The only argument I hear against it is that their families could pressure them into it so they can cut down on medical costs or speed up their inheritance. I don't get why a few rounds of 1 on 1 sessions with doctors and other professionals couldn't weed out the ones being taken advantage of. I suppose they could lie to the doctors, but that's still a rational choice the person is making and not wanting to leave your family with thousands of dollars of debt just to last a few more weeks or months is a perfectly valid reason to want to end your life imo.
The UK has the National Health Service. I don't know about you, but I have absolutely no faith in Government bureaucracies.
I understand both sides of the argument, on this one... and I can't help but consider the potential consequences when a citizens' views no longer are "politically expedient" for whichever party is currently in power. If you think society has somehow moved past such barbarity, there are a few million Americans who would happily spout out their opinions on their current FBI for hours.

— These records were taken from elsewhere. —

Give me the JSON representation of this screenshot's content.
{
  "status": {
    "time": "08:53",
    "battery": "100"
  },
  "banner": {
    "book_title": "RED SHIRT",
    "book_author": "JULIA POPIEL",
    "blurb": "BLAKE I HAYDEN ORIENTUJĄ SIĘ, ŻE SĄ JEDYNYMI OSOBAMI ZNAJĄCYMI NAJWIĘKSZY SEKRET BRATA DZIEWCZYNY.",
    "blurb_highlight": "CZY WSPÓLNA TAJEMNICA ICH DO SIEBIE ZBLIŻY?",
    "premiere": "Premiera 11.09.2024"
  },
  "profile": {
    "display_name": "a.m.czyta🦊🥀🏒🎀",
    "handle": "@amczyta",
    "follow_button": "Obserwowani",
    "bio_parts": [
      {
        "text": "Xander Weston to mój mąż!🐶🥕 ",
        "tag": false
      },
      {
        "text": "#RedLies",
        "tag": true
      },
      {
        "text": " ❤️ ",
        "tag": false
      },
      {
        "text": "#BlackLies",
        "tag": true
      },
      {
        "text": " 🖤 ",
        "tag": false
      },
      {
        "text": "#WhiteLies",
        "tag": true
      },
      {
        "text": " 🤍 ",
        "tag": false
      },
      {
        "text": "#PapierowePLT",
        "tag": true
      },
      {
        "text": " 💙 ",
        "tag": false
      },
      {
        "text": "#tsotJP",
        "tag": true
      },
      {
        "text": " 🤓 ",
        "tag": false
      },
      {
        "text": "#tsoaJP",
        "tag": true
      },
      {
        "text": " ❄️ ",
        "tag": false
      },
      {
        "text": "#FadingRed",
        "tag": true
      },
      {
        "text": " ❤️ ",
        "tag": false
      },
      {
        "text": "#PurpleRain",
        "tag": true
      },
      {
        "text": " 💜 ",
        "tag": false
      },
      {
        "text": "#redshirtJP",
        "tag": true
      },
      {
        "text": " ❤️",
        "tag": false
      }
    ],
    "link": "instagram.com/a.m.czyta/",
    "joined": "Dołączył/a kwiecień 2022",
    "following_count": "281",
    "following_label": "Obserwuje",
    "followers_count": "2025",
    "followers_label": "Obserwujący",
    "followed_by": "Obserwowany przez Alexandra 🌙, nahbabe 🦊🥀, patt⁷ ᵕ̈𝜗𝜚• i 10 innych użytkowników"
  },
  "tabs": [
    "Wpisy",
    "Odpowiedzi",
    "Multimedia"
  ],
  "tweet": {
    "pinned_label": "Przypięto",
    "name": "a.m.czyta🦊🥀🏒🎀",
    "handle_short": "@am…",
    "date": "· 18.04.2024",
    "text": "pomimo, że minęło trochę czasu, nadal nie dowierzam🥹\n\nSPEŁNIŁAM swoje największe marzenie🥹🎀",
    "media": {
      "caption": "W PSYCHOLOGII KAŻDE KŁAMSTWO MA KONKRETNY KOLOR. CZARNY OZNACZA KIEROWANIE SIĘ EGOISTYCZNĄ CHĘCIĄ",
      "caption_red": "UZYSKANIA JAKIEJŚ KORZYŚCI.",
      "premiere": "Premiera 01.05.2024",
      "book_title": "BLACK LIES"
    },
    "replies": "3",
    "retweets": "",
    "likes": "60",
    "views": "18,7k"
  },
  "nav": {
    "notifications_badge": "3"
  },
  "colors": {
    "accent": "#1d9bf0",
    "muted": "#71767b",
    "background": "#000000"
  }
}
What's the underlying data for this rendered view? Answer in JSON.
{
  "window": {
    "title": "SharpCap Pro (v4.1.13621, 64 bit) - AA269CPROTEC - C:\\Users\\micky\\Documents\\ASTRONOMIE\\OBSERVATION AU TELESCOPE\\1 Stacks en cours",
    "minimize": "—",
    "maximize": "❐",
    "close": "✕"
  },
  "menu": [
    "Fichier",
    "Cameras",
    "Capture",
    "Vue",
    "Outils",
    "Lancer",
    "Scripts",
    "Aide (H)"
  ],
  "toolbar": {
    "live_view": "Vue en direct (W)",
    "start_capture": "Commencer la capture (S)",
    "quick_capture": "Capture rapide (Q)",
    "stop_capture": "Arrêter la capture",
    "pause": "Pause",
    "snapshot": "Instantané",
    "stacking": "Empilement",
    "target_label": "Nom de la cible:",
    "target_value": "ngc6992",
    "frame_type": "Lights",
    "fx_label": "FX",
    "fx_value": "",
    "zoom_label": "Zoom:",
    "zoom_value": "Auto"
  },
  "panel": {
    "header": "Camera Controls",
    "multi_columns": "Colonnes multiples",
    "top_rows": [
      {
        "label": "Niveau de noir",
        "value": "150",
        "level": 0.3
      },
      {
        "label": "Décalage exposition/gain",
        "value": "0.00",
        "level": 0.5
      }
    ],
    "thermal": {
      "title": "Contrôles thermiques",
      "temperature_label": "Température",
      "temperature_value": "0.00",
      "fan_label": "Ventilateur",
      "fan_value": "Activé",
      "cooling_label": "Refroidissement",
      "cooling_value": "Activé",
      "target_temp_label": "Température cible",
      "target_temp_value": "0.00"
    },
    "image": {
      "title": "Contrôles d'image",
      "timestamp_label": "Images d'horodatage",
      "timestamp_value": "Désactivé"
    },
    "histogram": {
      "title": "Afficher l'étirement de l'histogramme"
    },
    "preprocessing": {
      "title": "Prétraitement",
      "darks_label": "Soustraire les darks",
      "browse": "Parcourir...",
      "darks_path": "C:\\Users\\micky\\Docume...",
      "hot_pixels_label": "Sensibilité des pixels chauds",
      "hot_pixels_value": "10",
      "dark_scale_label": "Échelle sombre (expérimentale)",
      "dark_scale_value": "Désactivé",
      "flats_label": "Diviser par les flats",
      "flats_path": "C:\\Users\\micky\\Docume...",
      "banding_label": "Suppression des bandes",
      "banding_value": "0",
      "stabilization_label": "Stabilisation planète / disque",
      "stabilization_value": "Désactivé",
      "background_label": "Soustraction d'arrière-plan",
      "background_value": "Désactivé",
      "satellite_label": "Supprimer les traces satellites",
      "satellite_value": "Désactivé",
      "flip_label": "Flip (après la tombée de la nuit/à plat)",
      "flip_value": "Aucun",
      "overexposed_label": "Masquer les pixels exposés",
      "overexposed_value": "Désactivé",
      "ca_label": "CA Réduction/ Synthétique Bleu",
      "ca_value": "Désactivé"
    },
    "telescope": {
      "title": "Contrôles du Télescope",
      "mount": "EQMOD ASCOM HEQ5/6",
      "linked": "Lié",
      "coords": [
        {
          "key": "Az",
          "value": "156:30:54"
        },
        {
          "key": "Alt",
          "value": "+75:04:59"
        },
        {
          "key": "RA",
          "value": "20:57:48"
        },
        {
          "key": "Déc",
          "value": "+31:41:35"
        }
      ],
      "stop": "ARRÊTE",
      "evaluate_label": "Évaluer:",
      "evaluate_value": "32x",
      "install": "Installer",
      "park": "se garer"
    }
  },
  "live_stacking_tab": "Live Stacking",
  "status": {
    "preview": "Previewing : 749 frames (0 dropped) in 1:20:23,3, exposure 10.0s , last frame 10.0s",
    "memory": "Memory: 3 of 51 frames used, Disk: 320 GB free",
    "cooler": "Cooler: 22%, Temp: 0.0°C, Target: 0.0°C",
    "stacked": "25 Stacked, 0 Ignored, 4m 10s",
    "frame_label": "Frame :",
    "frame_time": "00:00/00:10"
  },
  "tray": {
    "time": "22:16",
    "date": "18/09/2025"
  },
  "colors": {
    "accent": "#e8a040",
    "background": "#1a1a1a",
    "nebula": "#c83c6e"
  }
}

It seems that's all some do, on twitter and elsewhere.
Of course, in the UK, you have "subjects"... not "citizens". No right to bear arms, little control over body autonomy at all when you consider the recent covid fiasco. Not nearly as harsh as Australia, from what I understand... but still quite ugly. This is a sticky argument.
I can't help but admire the fact that the man was intimately familiar with life and death in ways that few are, and chose to make his end a monument for what he believed. Despite the pain. Despite the inconvenience.
He knew how to check out fast, had he wanted to.
He left his family with a legacy they could use to move society, anyway. That takes heart.
Bureaucrats like to take peoples' liberties and run with them.